A primeira obra do Viver+Teresina teve início no mês de julho e segue avançando para ser finalizada no primeiro semestre de 2024 à população do bairro Nova Brasília, zona Norte da capital. A intervenção feita pelo Viver+Teresina, grupo vinculado à Secretaria Municipal de Planejamento e Coordenação (Semplan), está transformando a região, que antes era utilizada como lixão.

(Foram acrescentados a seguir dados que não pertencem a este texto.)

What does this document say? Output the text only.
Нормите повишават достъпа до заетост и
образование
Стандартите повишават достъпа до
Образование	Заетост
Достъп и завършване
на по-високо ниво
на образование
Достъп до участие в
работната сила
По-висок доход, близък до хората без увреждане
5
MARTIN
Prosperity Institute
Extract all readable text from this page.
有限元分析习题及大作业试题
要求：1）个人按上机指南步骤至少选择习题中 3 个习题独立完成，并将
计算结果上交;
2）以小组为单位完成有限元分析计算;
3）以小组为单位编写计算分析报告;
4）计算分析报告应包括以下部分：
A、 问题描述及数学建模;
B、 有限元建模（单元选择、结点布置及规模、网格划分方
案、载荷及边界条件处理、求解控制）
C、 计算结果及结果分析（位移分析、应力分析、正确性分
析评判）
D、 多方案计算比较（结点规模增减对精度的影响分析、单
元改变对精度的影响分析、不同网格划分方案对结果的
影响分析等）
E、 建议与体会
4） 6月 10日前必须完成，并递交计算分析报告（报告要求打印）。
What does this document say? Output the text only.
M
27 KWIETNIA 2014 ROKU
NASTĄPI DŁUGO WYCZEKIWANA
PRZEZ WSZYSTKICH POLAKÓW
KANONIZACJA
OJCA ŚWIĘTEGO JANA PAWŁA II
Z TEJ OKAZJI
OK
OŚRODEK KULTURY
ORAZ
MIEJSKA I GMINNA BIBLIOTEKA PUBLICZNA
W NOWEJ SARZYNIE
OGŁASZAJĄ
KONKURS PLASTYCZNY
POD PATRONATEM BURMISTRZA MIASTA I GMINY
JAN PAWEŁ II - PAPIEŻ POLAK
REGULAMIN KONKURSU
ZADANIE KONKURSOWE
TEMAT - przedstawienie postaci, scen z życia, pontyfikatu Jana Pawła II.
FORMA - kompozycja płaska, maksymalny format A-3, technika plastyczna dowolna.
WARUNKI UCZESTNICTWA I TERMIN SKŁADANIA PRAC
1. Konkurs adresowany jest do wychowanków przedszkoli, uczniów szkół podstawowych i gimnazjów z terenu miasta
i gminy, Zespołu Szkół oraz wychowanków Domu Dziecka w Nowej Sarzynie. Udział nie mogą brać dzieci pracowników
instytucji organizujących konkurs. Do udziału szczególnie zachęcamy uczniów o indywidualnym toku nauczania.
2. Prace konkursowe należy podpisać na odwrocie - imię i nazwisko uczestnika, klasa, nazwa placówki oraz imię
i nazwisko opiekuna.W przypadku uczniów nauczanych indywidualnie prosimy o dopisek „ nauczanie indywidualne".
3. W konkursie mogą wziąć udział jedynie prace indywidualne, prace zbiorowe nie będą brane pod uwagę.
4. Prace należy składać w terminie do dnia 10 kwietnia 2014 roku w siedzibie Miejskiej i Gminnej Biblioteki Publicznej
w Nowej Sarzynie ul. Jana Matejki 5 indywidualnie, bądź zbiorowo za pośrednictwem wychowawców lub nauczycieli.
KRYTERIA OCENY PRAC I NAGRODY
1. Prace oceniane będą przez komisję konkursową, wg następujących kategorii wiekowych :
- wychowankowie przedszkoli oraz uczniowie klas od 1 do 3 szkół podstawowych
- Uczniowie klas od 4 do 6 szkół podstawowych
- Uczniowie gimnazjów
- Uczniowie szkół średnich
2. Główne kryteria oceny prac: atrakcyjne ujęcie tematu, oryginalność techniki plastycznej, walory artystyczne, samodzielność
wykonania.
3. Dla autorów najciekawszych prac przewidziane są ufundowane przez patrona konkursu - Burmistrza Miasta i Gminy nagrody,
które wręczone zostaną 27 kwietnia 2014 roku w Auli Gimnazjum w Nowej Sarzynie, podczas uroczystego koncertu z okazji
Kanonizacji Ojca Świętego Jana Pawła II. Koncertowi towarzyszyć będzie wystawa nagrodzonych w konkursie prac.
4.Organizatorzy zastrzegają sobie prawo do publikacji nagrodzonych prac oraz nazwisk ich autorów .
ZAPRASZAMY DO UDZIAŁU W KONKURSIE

Carroceiros e população em geral iam até o local para despejar todo tipo de resíduo: desde o lixo doméstico até restos de podas, de entulho de obras até animais mortos. Tudo isso ao lado de uma Unidade Básica de Saúde, uma escola e uma lagoa, que está completamente degradada.

Orçada em R$ 2,1 milhões, a obra está implementando equipamentos públicos inovadores para a prática esportiva e socialização. A intervenção está sendo feita no trecho da rua Anísio Pires com a rua Santa Inês até a rua Radialista Jim Borralho, nas proximidades do terminal de integração da Rui Barbosa e a UBS.
O projeto foi discutido e aprovado pela população em encontro ocorrido neste mês de abril. Nele, estão previstas a instalação de mesa de concreto para prática de futmesa, que é uma modalidade que vem sendo difundida em vários bairros da capital; academia de musculação de concreto; mesa de concreto para tênis de mesa, equipamento que já vem sendo experimentado em outras praças com sucesso; quadra poliesportiva coberta com duas arquibancadas; quadra de volei de areia, modalidade bastante apreciada pela população; playground com brinquedos construídos com madeira, além de bancos, iluminação pública, arborização e outras melhorias.
“Nossa equipe tem trabalhado intensamente para transformar Teresina em uma cidade mais resiliente e adaptada aos efeitos da emergência climática. Precisamos de mais áreas verdes, de lagoas preservadas e com total capacidade de contribuir com a drenagem da região. Teresina está aquecendo mais intensamente que a média do resto do mundo e por isso precisamos agir. Essa é a nossa primeira obra e já temos projetos para várias outras”, afirma Bruno Quaresma, diretor geral do programa.

O Viver+Teresina trabalha com a elaboração de projetos e ações voltados à adaptação da cidade a essa nova realidade imposta pela emergência climática. “Teresina precisa se adaptar aos riscos de alagamentos, queimadas, arboviroses e ondas de calor, que serão cada vez mais frequentes, como está acontecendo agora, com a influência do El Niño. Os fenômenos extremos precisam ser mapeados e a cidade preparada para que eles afetem o mínimo possível a vida da população”, explica Bruno Quaresma.